For the Sinners and Saints series in particular, I can't pants it. At all. In fact, for over the past year, I've sat on chapter 1 of Book 4 because I had no idea what to expect in Chapter 2. Chapter 1 was pretty well conceptualized, and while there were flashes of what was to come down the line, but overall, the book looked like this:

images

I could work with something like that on a project that was more fun and less "this is my baby so it has to be right". A starting point is all some authors need. But with the gaps between the points filled in, I was staring at a stone wall.

And when I tried to peer through the cracks, I couldn't. There was nothing to see. Just a cold wall. And Pink Floyd's "The Trial" stuck in my head.

So what did I do? Well, nothing. I sat on it, because if the characters ain't talking, there's not much I can do but wait it out.

Except now I have three finished books, a planned five more, and eventually I want to get a move on. My personal circumstances have changed a lot since I finished writing Book 3. I now have two jobs that keep me busy, either writing commercials and other ads, blog posts, editing, reading, and so on. My time to write has gone from open to "I have 30 minutes, and go!". And when you spend the day lost in others' worlds or playing with words, sometimes the creative well dries up.

Other people spin 1000 words without batting an eye. I'm not other people. And this isn't to say I don't want to write. That's literally ALL I want to do. But putting want into action is difficult, and if the wall separating the first chapter of my book from the rest of the book remains unmoved, there's not much I can do but wait.

Recently, this had resulted in sleepless nights. When I was in my early twenties, I did the bulk of my writing between the hours off 11pm-4am, and even though adulthood forced me to adapt a mostly regular sleep schedule, I do think the creative nucleus of my brain failed to get the memo. Because why would you sleep when you have ALL THE WORDS TO WRITE? And my brain is like, "Wait, we're not done! We still gotta figure this thing out! WHAT HAPPENS AFTER CHAPTER 1, DAMMIT?!"

I don't know what changed, but sometime last week, just as I was drifting off, this happened.

4.4.14

 

The wall came down. Suddenly, I knew what was to come in Chapter 2. And though the subsequent chapters are still hazy, I also knew the major points that thread through the plot, that unite everything, that make the story stand.

I tore down that fucking wall.

Naturally, this coincided with a very busy time at work, so I haven't had much of a chance to get my outline off the ground and the book off its feet, but I no longer feel the burden of being locked within a hell of Roger Waters' making. I know where it's going, and for me, that's half the battle. The other part will be getting the words on paper, and while this will be a challenge, knowing where you're going makes starting the journey a little less daunting.

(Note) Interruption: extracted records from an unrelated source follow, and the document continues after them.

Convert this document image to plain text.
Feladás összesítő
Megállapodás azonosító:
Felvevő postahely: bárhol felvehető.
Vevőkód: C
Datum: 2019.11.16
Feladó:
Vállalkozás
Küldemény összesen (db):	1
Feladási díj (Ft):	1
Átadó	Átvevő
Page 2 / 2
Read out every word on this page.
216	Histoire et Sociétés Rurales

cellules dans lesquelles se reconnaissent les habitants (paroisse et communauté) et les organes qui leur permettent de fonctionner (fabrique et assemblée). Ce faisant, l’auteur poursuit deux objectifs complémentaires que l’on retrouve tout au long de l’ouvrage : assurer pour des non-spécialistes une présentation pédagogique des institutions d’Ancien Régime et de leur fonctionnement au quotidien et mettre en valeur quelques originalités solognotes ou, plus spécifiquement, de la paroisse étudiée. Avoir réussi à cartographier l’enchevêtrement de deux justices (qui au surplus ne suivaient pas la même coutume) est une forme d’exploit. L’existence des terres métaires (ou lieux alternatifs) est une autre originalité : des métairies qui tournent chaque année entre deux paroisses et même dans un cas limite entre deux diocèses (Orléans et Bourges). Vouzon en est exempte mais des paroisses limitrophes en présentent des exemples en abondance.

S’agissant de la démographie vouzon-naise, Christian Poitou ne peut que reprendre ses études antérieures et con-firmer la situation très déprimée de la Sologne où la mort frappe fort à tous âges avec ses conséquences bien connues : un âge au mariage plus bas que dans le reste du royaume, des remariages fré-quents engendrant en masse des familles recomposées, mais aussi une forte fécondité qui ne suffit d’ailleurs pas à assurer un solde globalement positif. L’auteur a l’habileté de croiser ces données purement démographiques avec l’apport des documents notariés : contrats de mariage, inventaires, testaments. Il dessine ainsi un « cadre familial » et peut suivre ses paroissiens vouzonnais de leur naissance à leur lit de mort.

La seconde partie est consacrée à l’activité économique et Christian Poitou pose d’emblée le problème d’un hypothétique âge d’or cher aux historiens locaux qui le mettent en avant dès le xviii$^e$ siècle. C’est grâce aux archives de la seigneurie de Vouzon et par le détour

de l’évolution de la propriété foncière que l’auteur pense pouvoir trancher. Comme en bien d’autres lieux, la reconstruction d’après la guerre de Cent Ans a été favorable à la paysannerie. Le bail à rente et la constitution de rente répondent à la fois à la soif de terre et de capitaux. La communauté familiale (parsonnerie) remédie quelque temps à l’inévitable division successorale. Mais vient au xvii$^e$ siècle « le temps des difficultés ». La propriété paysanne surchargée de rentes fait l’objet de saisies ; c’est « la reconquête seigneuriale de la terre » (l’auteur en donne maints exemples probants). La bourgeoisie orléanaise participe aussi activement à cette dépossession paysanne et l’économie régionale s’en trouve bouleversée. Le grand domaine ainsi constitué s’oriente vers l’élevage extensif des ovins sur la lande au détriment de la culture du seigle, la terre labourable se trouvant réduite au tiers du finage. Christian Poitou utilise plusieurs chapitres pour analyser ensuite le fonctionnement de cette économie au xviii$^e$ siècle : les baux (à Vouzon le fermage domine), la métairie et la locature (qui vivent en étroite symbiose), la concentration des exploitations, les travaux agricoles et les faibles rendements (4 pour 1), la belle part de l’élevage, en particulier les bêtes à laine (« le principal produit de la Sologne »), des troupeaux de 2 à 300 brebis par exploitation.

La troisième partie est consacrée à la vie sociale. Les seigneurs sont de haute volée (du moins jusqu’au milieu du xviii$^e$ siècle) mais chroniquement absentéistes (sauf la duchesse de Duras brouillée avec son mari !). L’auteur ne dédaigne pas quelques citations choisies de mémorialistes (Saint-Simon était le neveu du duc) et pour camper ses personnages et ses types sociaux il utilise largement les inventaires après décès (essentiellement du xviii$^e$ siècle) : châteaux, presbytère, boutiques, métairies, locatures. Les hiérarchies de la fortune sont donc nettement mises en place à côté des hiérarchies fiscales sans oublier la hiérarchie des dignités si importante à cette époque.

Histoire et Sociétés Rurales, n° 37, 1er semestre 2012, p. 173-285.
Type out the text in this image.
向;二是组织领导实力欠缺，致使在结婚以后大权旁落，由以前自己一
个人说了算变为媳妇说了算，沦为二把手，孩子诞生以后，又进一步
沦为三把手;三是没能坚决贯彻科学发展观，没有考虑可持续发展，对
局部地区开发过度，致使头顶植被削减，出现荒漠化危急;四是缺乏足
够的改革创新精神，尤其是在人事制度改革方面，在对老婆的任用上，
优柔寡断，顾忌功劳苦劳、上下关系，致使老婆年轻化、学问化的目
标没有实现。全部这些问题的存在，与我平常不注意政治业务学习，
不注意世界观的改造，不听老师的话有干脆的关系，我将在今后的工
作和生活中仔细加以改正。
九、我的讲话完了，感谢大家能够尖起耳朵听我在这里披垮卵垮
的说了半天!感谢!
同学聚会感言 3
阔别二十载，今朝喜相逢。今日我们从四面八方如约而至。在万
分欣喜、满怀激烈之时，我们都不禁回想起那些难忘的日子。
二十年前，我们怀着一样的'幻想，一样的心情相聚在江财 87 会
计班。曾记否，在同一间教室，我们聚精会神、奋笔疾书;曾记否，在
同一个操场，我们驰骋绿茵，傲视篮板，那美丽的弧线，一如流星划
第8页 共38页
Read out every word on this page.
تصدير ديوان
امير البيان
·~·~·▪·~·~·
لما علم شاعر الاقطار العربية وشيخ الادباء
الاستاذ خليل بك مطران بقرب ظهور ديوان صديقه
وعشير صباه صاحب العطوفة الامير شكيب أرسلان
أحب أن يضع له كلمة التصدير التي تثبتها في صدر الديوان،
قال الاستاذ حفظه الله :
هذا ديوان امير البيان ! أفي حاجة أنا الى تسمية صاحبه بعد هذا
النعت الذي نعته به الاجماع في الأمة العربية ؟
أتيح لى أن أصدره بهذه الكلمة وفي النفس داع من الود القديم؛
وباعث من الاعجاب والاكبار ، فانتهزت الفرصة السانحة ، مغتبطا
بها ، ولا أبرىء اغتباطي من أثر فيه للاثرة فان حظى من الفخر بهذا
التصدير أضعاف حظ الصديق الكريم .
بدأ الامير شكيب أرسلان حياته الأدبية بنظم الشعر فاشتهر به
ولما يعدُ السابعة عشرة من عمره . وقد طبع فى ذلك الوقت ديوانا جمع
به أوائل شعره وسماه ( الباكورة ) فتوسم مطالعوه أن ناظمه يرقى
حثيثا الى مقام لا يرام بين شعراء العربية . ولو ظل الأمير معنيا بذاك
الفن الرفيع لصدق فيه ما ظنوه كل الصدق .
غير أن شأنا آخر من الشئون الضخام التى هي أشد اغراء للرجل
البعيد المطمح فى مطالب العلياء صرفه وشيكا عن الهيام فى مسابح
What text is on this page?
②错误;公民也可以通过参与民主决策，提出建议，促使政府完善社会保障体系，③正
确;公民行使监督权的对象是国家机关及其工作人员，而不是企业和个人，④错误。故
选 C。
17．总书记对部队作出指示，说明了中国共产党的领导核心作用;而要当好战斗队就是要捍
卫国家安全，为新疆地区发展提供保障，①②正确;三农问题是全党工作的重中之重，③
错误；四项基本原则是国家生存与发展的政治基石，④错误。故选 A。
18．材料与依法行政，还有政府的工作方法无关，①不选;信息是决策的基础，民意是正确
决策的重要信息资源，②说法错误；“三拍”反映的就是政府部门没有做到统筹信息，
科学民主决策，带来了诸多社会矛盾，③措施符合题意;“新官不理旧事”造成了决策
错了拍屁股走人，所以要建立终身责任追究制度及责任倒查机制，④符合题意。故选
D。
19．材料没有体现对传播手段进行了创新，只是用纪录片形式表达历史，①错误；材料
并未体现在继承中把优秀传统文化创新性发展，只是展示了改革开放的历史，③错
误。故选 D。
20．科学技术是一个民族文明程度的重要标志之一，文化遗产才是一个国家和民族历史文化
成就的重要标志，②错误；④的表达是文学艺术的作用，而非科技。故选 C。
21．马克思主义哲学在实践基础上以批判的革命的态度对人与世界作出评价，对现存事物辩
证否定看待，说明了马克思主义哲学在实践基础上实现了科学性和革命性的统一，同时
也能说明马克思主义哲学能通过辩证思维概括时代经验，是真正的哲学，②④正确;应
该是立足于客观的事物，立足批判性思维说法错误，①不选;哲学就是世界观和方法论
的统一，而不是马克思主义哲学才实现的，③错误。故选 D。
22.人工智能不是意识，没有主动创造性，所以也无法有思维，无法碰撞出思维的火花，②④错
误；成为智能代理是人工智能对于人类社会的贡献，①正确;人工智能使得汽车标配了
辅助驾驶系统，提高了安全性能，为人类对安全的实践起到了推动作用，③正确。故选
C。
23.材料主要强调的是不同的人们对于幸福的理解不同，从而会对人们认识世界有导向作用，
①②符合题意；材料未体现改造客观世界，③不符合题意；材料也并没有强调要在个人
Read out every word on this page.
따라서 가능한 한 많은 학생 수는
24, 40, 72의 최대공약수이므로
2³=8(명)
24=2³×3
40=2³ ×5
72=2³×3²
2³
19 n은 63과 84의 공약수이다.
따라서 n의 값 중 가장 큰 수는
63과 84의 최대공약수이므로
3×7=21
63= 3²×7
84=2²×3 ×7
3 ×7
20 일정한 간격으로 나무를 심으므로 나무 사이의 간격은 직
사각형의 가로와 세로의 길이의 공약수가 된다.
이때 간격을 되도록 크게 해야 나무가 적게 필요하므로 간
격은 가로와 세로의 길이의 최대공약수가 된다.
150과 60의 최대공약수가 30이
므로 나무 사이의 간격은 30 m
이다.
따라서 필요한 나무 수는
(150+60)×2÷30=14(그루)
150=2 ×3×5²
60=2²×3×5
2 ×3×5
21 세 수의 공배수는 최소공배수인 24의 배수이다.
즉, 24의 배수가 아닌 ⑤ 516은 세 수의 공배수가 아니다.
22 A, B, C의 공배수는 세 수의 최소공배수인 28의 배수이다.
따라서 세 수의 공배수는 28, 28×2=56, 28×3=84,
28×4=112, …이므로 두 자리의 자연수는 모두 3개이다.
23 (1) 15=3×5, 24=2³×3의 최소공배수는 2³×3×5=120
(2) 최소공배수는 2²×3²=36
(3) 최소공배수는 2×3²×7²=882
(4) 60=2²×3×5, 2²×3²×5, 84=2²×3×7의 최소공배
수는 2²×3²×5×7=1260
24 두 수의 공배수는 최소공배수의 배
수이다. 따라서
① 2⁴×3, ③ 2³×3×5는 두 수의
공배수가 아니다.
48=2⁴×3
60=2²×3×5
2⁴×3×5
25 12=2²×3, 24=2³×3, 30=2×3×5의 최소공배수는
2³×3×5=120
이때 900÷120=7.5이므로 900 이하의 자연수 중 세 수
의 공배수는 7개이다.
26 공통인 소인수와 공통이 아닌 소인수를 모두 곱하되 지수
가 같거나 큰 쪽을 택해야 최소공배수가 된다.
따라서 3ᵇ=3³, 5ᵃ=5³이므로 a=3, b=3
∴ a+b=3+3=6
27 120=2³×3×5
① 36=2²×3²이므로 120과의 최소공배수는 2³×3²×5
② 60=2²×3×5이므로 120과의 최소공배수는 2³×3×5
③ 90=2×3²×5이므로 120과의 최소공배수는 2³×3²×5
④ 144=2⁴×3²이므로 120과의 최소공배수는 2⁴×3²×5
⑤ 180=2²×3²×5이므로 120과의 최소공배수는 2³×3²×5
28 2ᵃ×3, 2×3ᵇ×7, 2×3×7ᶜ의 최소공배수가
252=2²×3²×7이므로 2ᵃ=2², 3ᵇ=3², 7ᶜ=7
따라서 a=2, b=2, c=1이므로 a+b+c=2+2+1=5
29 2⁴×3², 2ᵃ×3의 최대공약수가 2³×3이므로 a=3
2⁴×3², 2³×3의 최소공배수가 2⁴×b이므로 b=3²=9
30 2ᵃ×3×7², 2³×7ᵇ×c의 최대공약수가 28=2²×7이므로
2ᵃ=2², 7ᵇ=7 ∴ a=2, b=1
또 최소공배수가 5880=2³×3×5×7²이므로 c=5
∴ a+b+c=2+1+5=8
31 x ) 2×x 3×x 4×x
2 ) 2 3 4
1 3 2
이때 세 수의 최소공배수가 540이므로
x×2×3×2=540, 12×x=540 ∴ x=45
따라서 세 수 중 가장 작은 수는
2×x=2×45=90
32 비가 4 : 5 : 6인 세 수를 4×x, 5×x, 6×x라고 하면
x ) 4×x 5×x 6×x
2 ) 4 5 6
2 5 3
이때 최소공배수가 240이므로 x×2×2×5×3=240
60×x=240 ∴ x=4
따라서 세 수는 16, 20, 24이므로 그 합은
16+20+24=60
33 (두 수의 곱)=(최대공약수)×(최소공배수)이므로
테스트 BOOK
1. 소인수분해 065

I can't help but be a plotter, especially on the projects that mean the most to me. Heck, I even tried. I pulled up the doc for Book 4 so many times and tried to get the words out, but the most common response was, "Who let you drive? You don't have the directions yet!" So yes, in those moments, I heavily envy the pansters of the world. Those individuals who could have the broad concept, as I did, and magically make everything come out as it should. I couldn't. I needed the wall down first. And even on those stories I've pantsed in the past, I feel there is a disconnect from my other work. Whether that shows in the finished product is up to you, dear readers, for all I know is how I felt in writing it, and my perceptions are hardly reliable. I might hate a perfectly good paragraph because I remember the mood I was in when I wrote it. We authors are a fickle bunch.

So to you, panters and plotters out there. What do you envy from your counterparts? And if you could trick yourself into becoming one rather than the other, would you?